All’inizio la prima ha accesso qualche timida forma di protesta, qualche maison ha chiuso i propri negozi in Russia, alcune multinazionali hanno spostato altrove i propri uffici all’ombra del Cremlino, forse più preoccupate per le sanzioni economiche che per una reale avversione pacifista all’invasione dell’Ucraina.

Ma sul secondo fronte, esploso dopo l’attentato terroristico di Hamas del 7 ottobre, la presa di posizione si è fatta più controversa. E anche rispetto alla difesa dell’Ucraina, contro l’aggressione di Putin, i brand non sanno esattamente come muoversi.

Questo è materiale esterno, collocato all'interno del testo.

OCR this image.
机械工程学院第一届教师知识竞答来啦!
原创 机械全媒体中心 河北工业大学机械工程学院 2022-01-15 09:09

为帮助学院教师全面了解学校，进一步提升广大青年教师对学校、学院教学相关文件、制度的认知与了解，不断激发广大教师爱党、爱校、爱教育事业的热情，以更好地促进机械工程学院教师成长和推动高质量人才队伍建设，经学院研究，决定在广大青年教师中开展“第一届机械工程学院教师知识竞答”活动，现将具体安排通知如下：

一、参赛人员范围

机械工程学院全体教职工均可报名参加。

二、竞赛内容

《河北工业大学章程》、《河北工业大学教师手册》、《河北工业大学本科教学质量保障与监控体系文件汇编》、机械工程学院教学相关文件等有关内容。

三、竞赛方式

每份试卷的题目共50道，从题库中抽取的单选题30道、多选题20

Perché da una parte si litiga per una nuova fornitura di armi agli eserciti ucraini, dall’altra però restiamo attaccati al cordone ombelicale di un Paese che resta il primo fornitore di gas per la maggior parte dei Paesi Nato interessati dal conflitto. Ed è proprio su questi temi che le marche preferiscono un poco dignitoso silenzio, perché qui il terreno si fa più scivoloso. La guerra purtroppo ha smesso di essere un tabù ed è più difficile argomentarla rispetto alla sfilata del gay pride con il carro brandizzato e i campioncini di prodotto distribuiti come dentro a una fiera commerciale. Intanto “Tutti gli occhi su Gaza” fa milioni di condivisioni online con un’immagine artefatta e prodotta dall’intelligenza artificiale, mentre le foto vere di reporter che muoiono con la macchina fotografica in mano (oltre 130 giornalisti/e sono morti dal 7 ottobre nella striscia di Gaza - Fonte Altraeconomia) sono censurate dalle piattaforme digitali per non turbare i budget degli inserzionisti. E così, per onorare gli algoritmi, l’attivismo diventa manierismo digitale, la pubblicità rientra nei ranghi dell’intrattenimento, si fa meno civile e teme che insistere sui diritti alla fine non ripaghi gli sforzi. Altrimenti perché la birra Bud Light avrebbe dovuto ritirare la sua campagna con testimonial una modella transgender e attivista dopo le proteste dei suoi consumatori?